阅读伟大的书,或者说阅读经典著作,这不是我们当前的博雅教育正在提倡的吗?那么,施特劳斯自由教育所提倡的阅读大书与我们当前教育雅教育所提倡的阅读经典著作之间有什么不同呢?事实上,这两种教育理念在阅读经典著作的观点上有着很大的不同,理解这种不同的关键就在于理解施特劳斯自由教育所提倡的大书是怎样的大书,以及施特劳斯自由教育所提倡的阅读大书的方法是怎样的方法。

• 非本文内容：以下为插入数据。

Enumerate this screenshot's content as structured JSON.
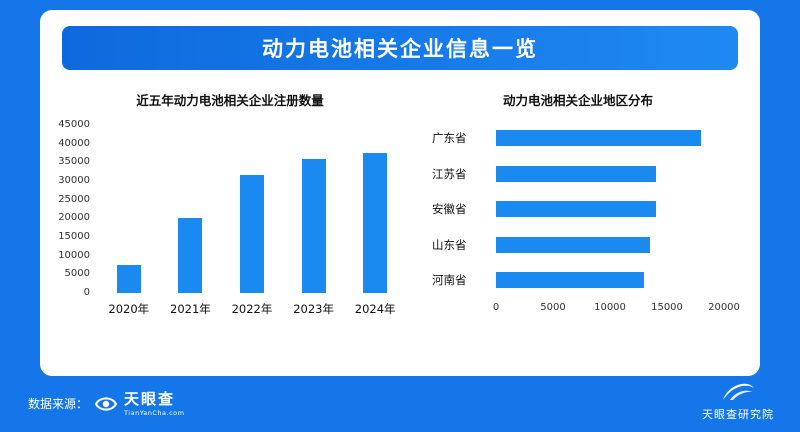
{
  "colors": {
    "background": "#1576e9",
    "card": "#ffffff",
    "header_dark": "#0e69dd",
    "header_light": "#1f89f2",
    "bar": "#1b8af0"
  },
  "header": {
    "title": "动力电池相关企业信息一览"
  },
  "chart_data": [
    {
      "type": "bar",
      "orientation": "vertical",
      "title": "近五年动力电池相关企业注册数量",
      "categories": [
        "2020年",
        "2021年",
        "2022年",
        "2023年",
        "2024年"
      ],
      "values": [
        7500,
        20000,
        31500,
        36000,
        37500
      ],
      "ylim": [
        0,
        45000
      ],
      "yticks": [
        0,
        5000,
        10000,
        15000,
        20000,
        25000,
        30000,
        35000,
        40000,
        45000
      ],
      "grid": false,
      "legend": null
    },
    {
      "type": "bar",
      "orientation": "horizontal",
      "title": "动力电池相关企业地区分布",
      "categories": [
        "广东省",
        "江苏省",
        "安徽省",
        "山东省",
        "河南省"
      ],
      "values": [
        18000,
        14000,
        14000,
        13500,
        13000
      ],
      "xlim": [
        0,
        20000
      ],
      "xticks": [
        0,
        5000,
        10000,
        15000,
        20000
      ],
      "grid": false,
      "legend": null
    }
  ],
  "footer": {
    "source_label": "数据来源：",
    "tianyancha_logo": {
      "name": "天眼查",
      "subtext": "TianYanCha.com"
    },
    "research_logo": {
      "name": "天眼查研究院"
    }
  }
}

什么样的书才是施特劳斯所讲的大书呢?施特劳斯曾解释说,大书也就是最伟大的心灵所留下的伟大的书。施特劳斯对于大书的理解不同于我们一般对于经典著作的理解,而是从古典政治哲学的视野出发的。在施特劳斯看来,一些著作之所以被称为大书,就在于这些著作是对于整全事物的探讨,追求的是整全真理。而对于施特劳斯来讲,现当代的这些所谓的经典著作都是哲学与科学分化之后的产物,因此,施特劳斯及其弟子们几乎从来不理会当代的政治哲学著作。此外,施特劳斯还告诫我们,即使面对伟大的书,也要有选择地去读,因为“生命太过于短暂,以至于我们只能和那些最伟大的书生活在一起。”[14]7

在分析什么样的书是伟大的书之后,施特劳斯对于如何阅读大书的问题提出自己独特的方法,也正是对于阅读方法的独特理解让施特劳斯的自由教育有了独特性的内涵。施特劳斯认为,古典政治哲人为了避免政治和哲学之间的冲突学会一种表达自己思想的特别的写作方式,也就是在同一个文本里面用两种不同的语言来传递两种不同的教导,一种是对社会有用的教导,也就是“显白教导”(exotericteaching),另一种则是对政治有危害而不能够直接说出来的教导,也就是“隐秘教导”(esotericteaching)。[18]施特劳斯认为,“显白教导”是一种我们每个人在文本中都能直接读出来的教导,而“隐秘教导”则是只有经过深度阅读才能够领会的教导。而施特劳斯认为阅读大书就在于读出大书中的“隐秘教导”[19]。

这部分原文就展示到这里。